Sons of Sparta: o termômetro que ninguém está lendo direito
O shadow drop de God of War: Sons of Sparta no mesmo evento deu pistas importantes que a maioria ignorou. O jogo é um beat’em up top-down ambientado antes de God of War 1, com TC Carson voltando ao papel que definiu Kratos antes de Christopher Judge assumir na era nórdica.
O preço é US$29.99, que no Brasil deve ficar na faixa de R$150 a R$170 pela PSN dependendo da conversão e impostos. Mas o que importa aqui não é o preço - é o tom. Sons of Sparta é violento, brutal e fiel ao Kratos clássico. A Santa Monica Studio mostrou que não tem medo de sangue.
Sangue e sexo, porém, são tratados de forma completamente diferente pela classificação indicativa. Violência extrema passa tranquilo. Conteúdo sexual? Aí a conversa muda. A ESRB (Entertainment Software Rating Board, a classificação indicativa americana) e o PEGI (Pan European Game Information, a europeia) têm limiares distintos pra cada categoria. Um jogo pode ter decapitações detalhadas e receber M (Mature). Adiciona nudez e a classificação pode pular pra AO (Adults Only - classificação que proíbe venda em lojas convencionais) - que é basicamente uma sentença de morte comercial. Nenhuma loja grande vende jogos AO. Nenhum console permite.
É nessa linha que a decisão da Sony se complica. Os minigames originais rendiam classificação M sem problema. Mas em 2026, com critérios de classificação mais detalhados e uma Sony visivelmente mais conservadora em conteúdo sexual, a conta pode não fechar do mesmo jeito.
O que a história dos remakes ensina
A história recente mostra que fidelidade vende. Shadow of the Colossus no PS4 manteve tudo intacto e foi aclamado pela crítica e pelo público. Demon’s Souls no PS5 foi uma recriação tão respeitosa que virou referência de como fazer remake. Resident Evil 2 Remake mudou a estrutura do jogo mas manteve o horror e a violência sem filtro.

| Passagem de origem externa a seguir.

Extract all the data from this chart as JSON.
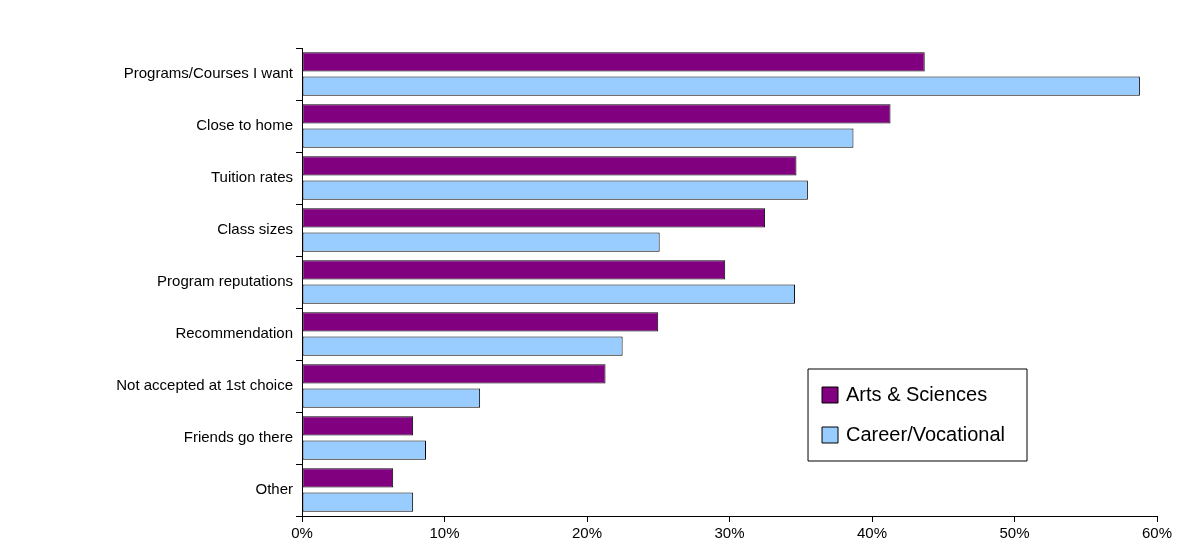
{
  "chart_data": {
    "type": "bar",
    "orientation": "horizontal",
    "categories": [
      "Programs/Courses I want",
      "Close to home",
      "Tuition rates",
      "Class sizes",
      "Program reputations",
      "Recommendation",
      "Not accepted at 1st choice",
      "Friends go there",
      "Other"
    ],
    "series": [
      {
        "name": "Arts & Sciences",
        "color": "#800080",
        "values": [
          43.7,
          41.3,
          34.7,
          32.5,
          29.7,
          25.0,
          21.3,
          7.8,
          6.4
        ]
      },
      {
        "name": "Career/Vocational",
        "color": "#99ccff",
        "values": [
          58.8,
          38.7,
          35.5,
          25.1,
          34.6,
          22.5,
          12.5,
          8.7,
          7.8
        ]
      }
    ],
    "xlim": [
      0,
      60
    ],
    "xticks": [
      {
        "value": 0,
        "label": "0%"
      },
      {
        "value": 10,
        "label": "10%"
      },
      {
        "value": 20,
        "label": "20%"
      },
      {
        "value": 30,
        "label": "30%"
      },
      {
        "value": 40,
        "label": "40%"
      },
      {
        "value": 50,
        "label": "50%"
      },
      {
        "value": 60,
        "label": "60%"
      }
    ],
    "grid": false,
    "legend": "bottom right"
  }
}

Os remakes que falharam? Grand Theft Auto: The Trilogy - Definitive Edition. Que além de bugs absurdos, tinha censurado e alterado conteúdo sem avisar ninguém. O público percebeu. O público não perdoou. A Rockstar levou um dos maiores danos de reputação da década por causa daquela coleção.
A lição é direta: jogadores adultos que compraram jogos classificados pra adultos querem o jogo que compraram. Não querem uma versão editada pra agradar quem não jogaria de qualquer forma.
O problema do silêncio
O remake da trilogia God of War está em desenvolvimento inicial - a Sony fez questão de repetir isso. Vai demorar. Tudo bem. Ninguém espera gameplay amanhã.
Mas a janela pra definir o tom é agora. Cada semana de silêncio alimenta especulação. E especulação negativa vira narrativa. Narrativa vira reputação. E reputação é muito mais difícil de reconstruir do que um remake.
O State of Play de fevereiro foi um dos mais fortes da Sony em anos. Mais de 30 títulos revelados, Sons of Sparta de surpresa, Metal Gear Solid Collection Vol. 2, e o anúncio do remake que todo fã de PlayStation queria. O hype está no teto.
Hype é combustível volátil. Um comunicado errado sobre “adaptar o conteúdo pra audiências modernas” pode transformar entusiasmo em revolta numa velocidade que nenhum PR consegue conter. A comunidade de God of War é leal, barulhenta e tem memória longa.
TC Carson voltando como Kratos é um sinal de respeito às origens. É a Santa Monica Studio dizendo “sabemos de onde viemos”. Trazer a voz original e não trazer o conteúdo original seria uma contradição que a comunidade não vai engolir.
Sete palavras resolveriam tudo
A situação é matematicamente clara: 70% da base quer os minigames intactos. A história mostra que fidelidade em remakes funciona e que censura retroativa fracassa. O silêncio da Sony está criando uma ansiedade que não precisava existir.
Bastava um tweet. Uma frase. “O remake da trilogia God of War será fiel ao conteúdo original.” Sete palavras. Nenhum spoiler. Nenhum comprometimento técnico. Só a confirmação de que o jogo que marcou uma geração vai voltar como o jogo que marcou uma geração.
Enquanto elas não vierem, a comunidade vai continuar perguntando. E a cada dia sem resposta, a pergunta fica mais alta.